Boards of Directors of State-Owned Enterprises

An Overview of National Practices

image of Boards of Directors of State-Owned Enterprises

Boards of directors of state-owned enterprises (SOEs) play a fundamental role in corporate stewardship and performance. Over the last decade, OECD  governments have sought to professionalise SOE boards, ensure their independence and shield them from ad hoc political intervention. In general these approaches have worked; yet, more remains to be done to meet the aspirational standards of established by the OECD Guidelines on Corporate Governance of State-Owned Enterprises. This report seeks to shed slight on good practices drawing on national practices from over 30 economies.

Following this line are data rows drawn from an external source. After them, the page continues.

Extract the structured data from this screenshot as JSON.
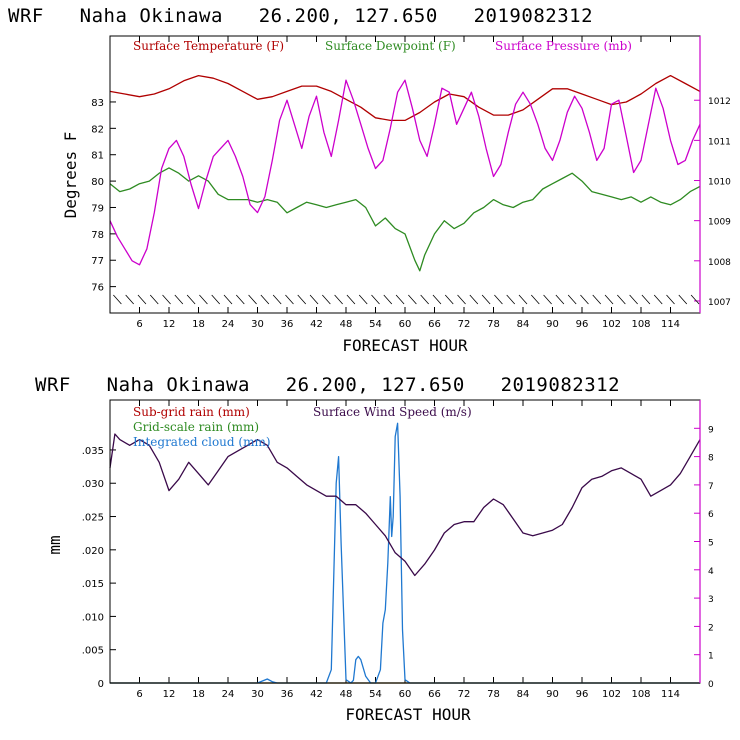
{
  "chart_data": [
    {
      "type": "line",
      "title": "WRF   Naha Okinawa   26.200, 127.650   2019082312",
      "xlabel": "FORECAST HOUR",
      "ylabel": "Degrees F",
      "xlim": [
        0,
        120
      ],
      "ylim": [
        75,
        85.5
      ],
      "ylim_right": [
        1006.7,
        1013.6
      ],
      "x_ticks": [
        6,
        12,
        18,
        24,
        30,
        36,
        42,
        48,
        54,
        60,
        66,
        72,
        78,
        84,
        90,
        96,
        102,
        108,
        114
      ],
      "x_tick_labels": [
        "6",
        "12",
        "18",
        "24",
        "30",
        "36",
        "42",
        "48",
        "54",
        "60",
        "66",
        "72",
        "78",
        "84",
        "90",
        "96",
        "102",
        "108",
        "114"
      ],
      "y_ticks": [
        76,
        77,
        78,
        79,
        80,
        81,
        82,
        83
      ],
      "y_tick_labels": [
        "76",
        "77",
        "78",
        "79",
        "80",
        "81",
        "82",
        "83"
      ],
      "y_right_ticks": [
        1007,
        1008,
        1009,
        1010,
        1011,
        1012
      ],
      "y_right_tick_labels": [
        "1007",
        "1008",
        "1009",
        "1010",
        "1011",
        "1012"
      ],
      "colors": {
        "temperature": "#b00000",
        "dewpoint": "#2e8b22",
        "pressure": "#cc00cc",
        "frame_right": "#cc00cc"
      },
      "wind_barbs": "present along bottom",
      "series": [
        {
          "name": "Surface Temperature (F)",
          "axis": "left",
          "x": [
            0,
            3,
            6,
            9,
            12,
            15,
            18,
            21,
            24,
            27,
            30,
            33,
            36,
            39,
            42,
            45,
            48,
            51,
            54,
            57,
            60,
            63,
            66,
            69,
            72,
            75,
            78,
            81,
            84,
            87,
            90,
            93,
            96,
            99,
            102,
            105,
            108,
            111,
            114,
            117,
            120
          ],
          "values": [
            83.4,
            83.3,
            83.2,
            83.3,
            83.5,
            83.8,
            84.0,
            83.9,
            83.7,
            83.4,
            83.1,
            83.2,
            83.4,
            83.6,
            83.6,
            83.4,
            83.1,
            82.8,
            82.4,
            82.3,
            82.3,
            82.6,
            83.0,
            83.3,
            83.2,
            82.8,
            82.5,
            82.5,
            82.7,
            83.1,
            83.5,
            83.5,
            83.3,
            83.1,
            82.9,
            83.0,
            83.3,
            83.7,
            84.0,
            83.7,
            83.4
          ]
        },
        {
          "name": "Surface Dewpoint (F)",
          "axis": "left",
          "x": [
            0,
            2,
            4,
            6,
            8,
            10,
            12,
            14,
            16,
            18,
            20,
            22,
            24,
            26,
            28,
            30,
            32,
            34,
            36,
            38,
            40,
            42,
            44,
            46,
            48,
            50,
            52,
            54,
            56,
            58,
            60,
            62,
            63,
            64,
            66,
            68,
            70,
            72,
            74,
            76,
            78,
            80,
            82,
            84,
            86,
            88,
            90,
            92,
            94,
            96,
            98,
            100,
            102,
            104,
            106,
            108,
            110,
            112,
            114,
            116,
            118,
            120
          ],
          "values": [
            79.9,
            79.6,
            79.7,
            79.9,
            80.0,
            80.3,
            80.5,
            80.3,
            80.0,
            80.2,
            80.0,
            79.5,
            79.3,
            79.3,
            79.3,
            79.2,
            79.3,
            79.2,
            78.8,
            79.0,
            79.2,
            79.1,
            79.0,
            79.1,
            79.2,
            79.3,
            79.0,
            78.3,
            78.6,
            78.2,
            78.0,
            77.0,
            76.6,
            77.2,
            78.0,
            78.5,
            78.2,
            78.4,
            78.8,
            79.0,
            79.3,
            79.1,
            79.0,
            79.2,
            79.3,
            79.7,
            79.9,
            80.1,
            80.3,
            80.0,
            79.6,
            79.5,
            79.4,
            79.3,
            79.4,
            79.2,
            79.4,
            79.2,
            79.1,
            79.3,
            79.6,
            79.8
          ]
        },
        {
          "name": "Surface Pressure (mb)",
          "axis": "right",
          "x": [
            0,
            1.5,
            3,
            4.5,
            6,
            7.5,
            9,
            10.5,
            12,
            13.5,
            15,
            16.5,
            18,
            19.5,
            21,
            22.5,
            24,
            25.5,
            27,
            28.5,
            30,
            31.5,
            33,
            34.5,
            36,
            37.5,
            39,
            40.5,
            42,
            43.5,
            45,
            46.5,
            48,
            49.5,
            51,
            52.5,
            54,
            55.5,
            57,
            58.5,
            60,
            61.5,
            63,
            64.5,
            66,
            67.5,
            69,
            70.5,
            72,
            73.5,
            75,
            76.5,
            78,
            79.5,
            81,
            82.5,
            84,
            85.5,
            87,
            88.5,
            90,
            91.5,
            93,
            94.5,
            96,
            97.5,
            99,
            100.5,
            102,
            103.5,
            105,
            106.5,
            108,
            109.5,
            111,
            112.5,
            114,
            115.5,
            117,
            118.5,
            120
          ],
          "values": [
            1009.0,
            1008.6,
            1008.3,
            1008.0,
            1007.9,
            1008.3,
            1009.2,
            1010.3,
            1010.8,
            1011.0,
            1010.6,
            1009.9,
            1009.3,
            1010.0,
            1010.6,
            1010.8,
            1011.0,
            1010.6,
            1010.1,
            1009.4,
            1009.2,
            1009.6,
            1010.5,
            1011.5,
            1012.0,
            1011.4,
            1010.8,
            1011.6,
            1012.1,
            1011.2,
            1010.6,
            1011.5,
            1012.5,
            1012.0,
            1011.4,
            1010.8,
            1010.3,
            1010.5,
            1011.3,
            1012.2,
            1012.5,
            1011.8,
            1011.0,
            1010.6,
            1011.4,
            1012.3,
            1012.2,
            1011.4,
            1011.8,
            1012.2,
            1011.6,
            1010.8,
            1010.1,
            1010.4,
            1011.2,
            1011.9,
            1012.2,
            1011.9,
            1011.4,
            1010.8,
            1010.5,
            1011.0,
            1011.7,
            1012.1,
            1011.8,
            1011.2,
            1010.5,
            1010.8,
            1011.9,
            1012.0,
            1011.1,
            1010.2,
            1010.5,
            1011.4,
            1012.3,
            1011.8,
            1011.0,
            1010.4,
            1010.5,
            1011.0,
            1011.4
          ]
        }
      ]
    },
    {
      "type": "line",
      "title": "WRF   Naha Okinawa   26.200, 127.650   2019082312",
      "xlabel": "FORECAST HOUR",
      "ylabel": "mm",
      "xlim": [
        0,
        120
      ],
      "ylim": [
        0,
        0.0425
      ],
      "ylim_right": [
        0,
        10
      ],
      "x_ticks": [
        6,
        12,
        18,
        24,
        30,
        36,
        42,
        48,
        54,
        60,
        66,
        72,
        78,
        84,
        90,
        96,
        102,
        108,
        114
      ],
      "x_tick_labels": [
        "6",
        "12",
        "18",
        "24",
        "30",
        "36",
        "42",
        "48",
        "54",
        "60",
        "66",
        "72",
        "78",
        "84",
        "90",
        "96",
        "102",
        "108",
        "114"
      ],
      "y_ticks": [
        0,
        0.005,
        0.01,
        0.015,
        0.02,
        0.025,
        0.03,
        0.035
      ],
      "y_tick_labels": [
        "0",
        ".005",
        ".010",
        ".015",
        ".020",
        ".025",
        ".030",
        ".035"
      ],
      "y_right_ticks": [
        0,
        1,
        2,
        3,
        4,
        5,
        6,
        7,
        8,
        9
      ],
      "y_right_tick_labels": [
        "0",
        "1",
        "2",
        "3",
        "4",
        "5",
        "6",
        "7",
        "8",
        "9"
      ],
      "colors": {
        "subgrid": "#b00000",
        "gridscale": "#2e8b22",
        "cloud": "#1f78d0",
        "wind": "#3a0a4a",
        "frame_right": "#cc00cc"
      },
      "series": [
        {
          "name": "Sub-grid rain (mm)",
          "axis": "left",
          "x": [
            0,
            120
          ],
          "values": [
            0,
            0
          ]
        },
        {
          "name": "Grid-scale rain (mm)",
          "axis": "left",
          "x": [
            0,
            120
          ],
          "values": [
            0,
            0
          ]
        },
        {
          "name": "Integrated cloud (mm)",
          "axis": "left",
          "x": [
            0,
            30,
            31,
            32,
            33,
            34,
            44,
            45,
            46,
            46.5,
            47,
            48,
            49,
            49.5,
            50,
            50.5,
            51,
            52,
            53,
            54,
            55,
            55.5,
            56,
            56.5,
            57,
            57.3,
            57.6,
            58,
            58.5,
            59,
            59.5,
            60,
            61,
            120
          ],
          "values": [
            0,
            0,
            0.0003,
            0.0006,
            0.0002,
            0,
            0,
            0.002,
            0.03,
            0.034,
            0.021,
            0.0005,
            0,
            0.0004,
            0.0035,
            0.004,
            0.0035,
            0.001,
            0,
            0,
            0.002,
            0.009,
            0.011,
            0.018,
            0.028,
            0.022,
            0.025,
            0.037,
            0.039,
            0.028,
            0.008,
            0.0005,
            0,
            0
          ]
        },
        {
          "name": "Surface Wind Speed (m/s)",
          "axis": "right",
          "x": [
            0,
            1,
            2,
            4,
            6,
            8,
            10,
            12,
            14,
            16,
            18,
            20,
            22,
            24,
            26,
            28,
            30,
            32,
            34,
            36,
            38,
            40,
            42,
            44,
            46,
            48,
            50,
            52,
            54,
            56,
            58,
            60,
            62,
            64,
            66,
            68,
            70,
            72,
            74,
            76,
            78,
            80,
            82,
            84,
            86,
            88,
            90,
            92,
            94,
            96,
            98,
            100,
            102,
            104,
            106,
            108,
            110,
            112,
            114,
            116,
            118,
            120
          ],
          "values": [
            7.6,
            8.8,
            8.6,
            8.4,
            8.6,
            8.4,
            7.8,
            6.8,
            7.2,
            7.8,
            7.4,
            7.0,
            7.5,
            8.0,
            8.2,
            8.4,
            8.6,
            8.4,
            7.8,
            7.6,
            7.3,
            7.0,
            6.8,
            6.6,
            6.6,
            6.3,
            6.3,
            6.0,
            5.6,
            5.2,
            4.6,
            4.3,
            3.8,
            4.2,
            4.7,
            5.3,
            5.6,
            5.7,
            5.7,
            6.2,
            6.5,
            6.3,
            5.8,
            5.3,
            5.2,
            5.3,
            5.4,
            5.6,
            6.2,
            6.9,
            7.2,
            7.3,
            7.5,
            7.6,
            7.4,
            7.2,
            6.6,
            6.8,
            7.0,
            7.4,
            8.0,
            8.6
          ]
        }
      ]
    }
  ]
}
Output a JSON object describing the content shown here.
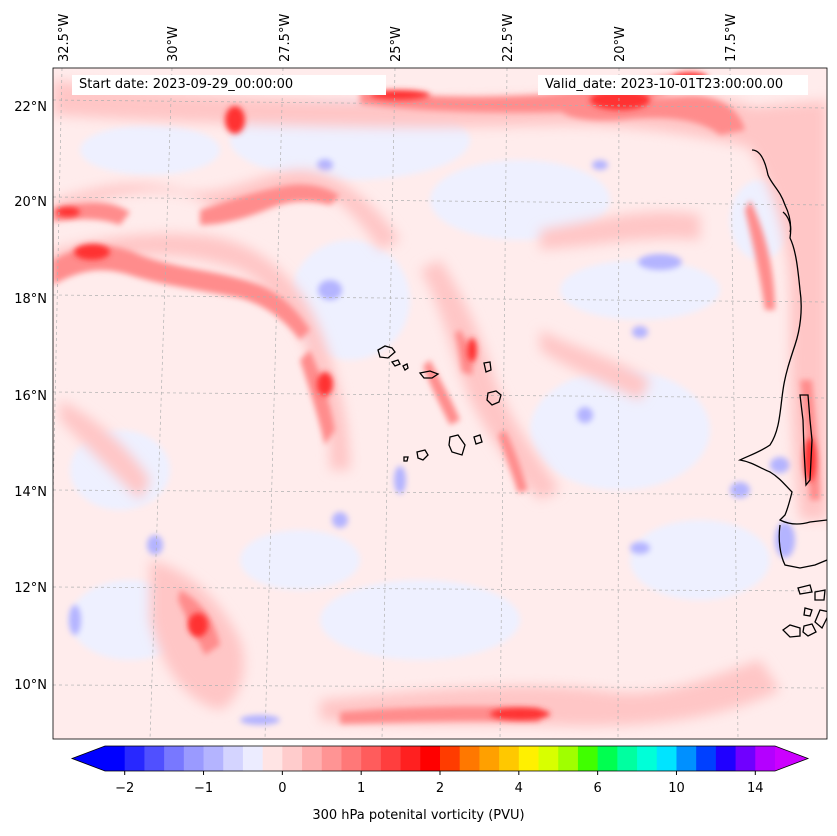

Board composition: Constraints and guidelines

A central recommendation of the SOE Guidelines is that boards should be composed to exercise independent and objective judgment. In most countries SOE boards are composed of a mix of civil servants, other individuals tasked with pursuing the public interest and independent directors. The trend, fuelled by a growing commercialisation of SOEs, is toward a greater reliance on independent board members – or persons with relevant commercial experience. Ensuring the recruitment of suitable board members can be based on formal eligibility rules, processes to advice or vet ministerial candidates for board appointment or actual or de facto nomination committees proposing candidates of the ultimate decision of ministers. Board composition can be further influenced by limitations on the number of board positions and/or affirmative action targeting gender and minority groups. Employee representation on boards generally follows private sector practices, but can differ for some SOEs (especially in the context of privatisation).